Zurzeit bereitet sie sich auf die Saisoneröffnung mit Paavo Järvi vor, Beethoven, Pärt. Im Orchester hat sie ihren Platz unter den zweiten Geigen inne, sie fühlt sich dort ideal aufgehoben: «Ich bin lieber Fundament», Mio deutet auf die Säule unter der Marmorplatte des Bistrotischs, «ich fühle mich wohl damit, Basis zu sein». Jetzt sitzt sie allein an ihrem Pult wie alle Streicherinnen und Streicher, so sieht es das Corona-Sicherheitskonzept vor. «Es ist so schwierig», sagt sie. Es brauche viel mehr Energie, um zusammenzukommen, zudem müsse das Notenblättern geregelt werden, damit keine Lücken entstünden. Und doch ist sie dankbar, dass sie vor Publikum spielen kann, dafür nähme sie jede Hürde in Kauf. Der Lockdown hat sie verunsichert. «Wir fühlen, dass das Publikum so dankbar ist für die Livemusik wie wir es sind», man bekomme es zu hören, aber man fühle es auch direkt: Die Stimmung in den Konzerten sei aufgeladen, elektrisiert. «Dass die Politik gerade in dieser Zeit Kultur als nicht überlebenswichtig sieht, dass ihr der Weitblick fehlt, all die Künstlerinnen und Künstler nicht stärker zu stützen, die nicht wie ich festangestellt sind und jetzt in einer existentiellen Notlage sind, das verstehe ich wirklich nicht.» Musik könne heilen auf viele Arten, sie sei somit systemrelevant.

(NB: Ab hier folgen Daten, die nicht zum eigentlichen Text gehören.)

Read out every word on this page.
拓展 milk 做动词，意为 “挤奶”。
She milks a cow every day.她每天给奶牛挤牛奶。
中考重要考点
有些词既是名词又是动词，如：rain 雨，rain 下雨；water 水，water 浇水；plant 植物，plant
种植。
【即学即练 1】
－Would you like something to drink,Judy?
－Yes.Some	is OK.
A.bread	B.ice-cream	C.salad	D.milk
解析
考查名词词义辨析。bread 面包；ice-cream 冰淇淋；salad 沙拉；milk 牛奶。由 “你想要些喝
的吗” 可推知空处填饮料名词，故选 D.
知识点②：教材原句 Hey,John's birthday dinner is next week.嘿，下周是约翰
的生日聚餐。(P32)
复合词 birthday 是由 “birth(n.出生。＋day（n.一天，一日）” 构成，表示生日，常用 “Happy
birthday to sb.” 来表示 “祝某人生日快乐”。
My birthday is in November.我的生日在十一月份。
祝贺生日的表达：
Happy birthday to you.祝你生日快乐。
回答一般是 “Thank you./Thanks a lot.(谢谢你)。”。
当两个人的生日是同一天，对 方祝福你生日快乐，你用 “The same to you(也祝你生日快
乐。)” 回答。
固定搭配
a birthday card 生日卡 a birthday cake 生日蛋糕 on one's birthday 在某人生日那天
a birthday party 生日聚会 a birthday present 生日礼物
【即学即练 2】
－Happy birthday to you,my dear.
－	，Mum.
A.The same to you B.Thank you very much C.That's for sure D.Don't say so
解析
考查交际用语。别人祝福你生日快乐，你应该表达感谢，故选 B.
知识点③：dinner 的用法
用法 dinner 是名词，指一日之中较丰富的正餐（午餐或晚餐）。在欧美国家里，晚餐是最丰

Kochen wie der Namensvetter an der Langstrasse
Was Mio aus der Zeit vor Corona nicht vermisse, sei diese Küsserei zur Begrüssung, die nun wegfalle. Ein bisschen unschweizerisch sei sie wohl doch geblieben. Sie kocht fleissig, damit Japanische Küche auf den Tisch kommt, die sie so vermisst. Zum Glück gebe es das Kokoro an der Neufrankengasse bei der Langstrasse: Da kocht ein Mann, der auch Mioh heisst, mit einem H am Ende zwar, aber dafür fantastisch, wie man es über Mios Küche sagen hört. Hierher bringt sie Musikerinnen und Musiker und allerhand andere Leute aus ihrem Leben mit. Küsschen hin oder her: Mio ist hier vernetzt und zuhause. Wer weiss, vielleicht lenkt Japan irgendwann ein, und sie kann den Schweizer Pass annehmen ohne den Japanischen abgeben zu müssen. «Heimälig» jedenfalls fühlt sie sich in ihrem Orchester als tragende Säule einer Sprache für alle.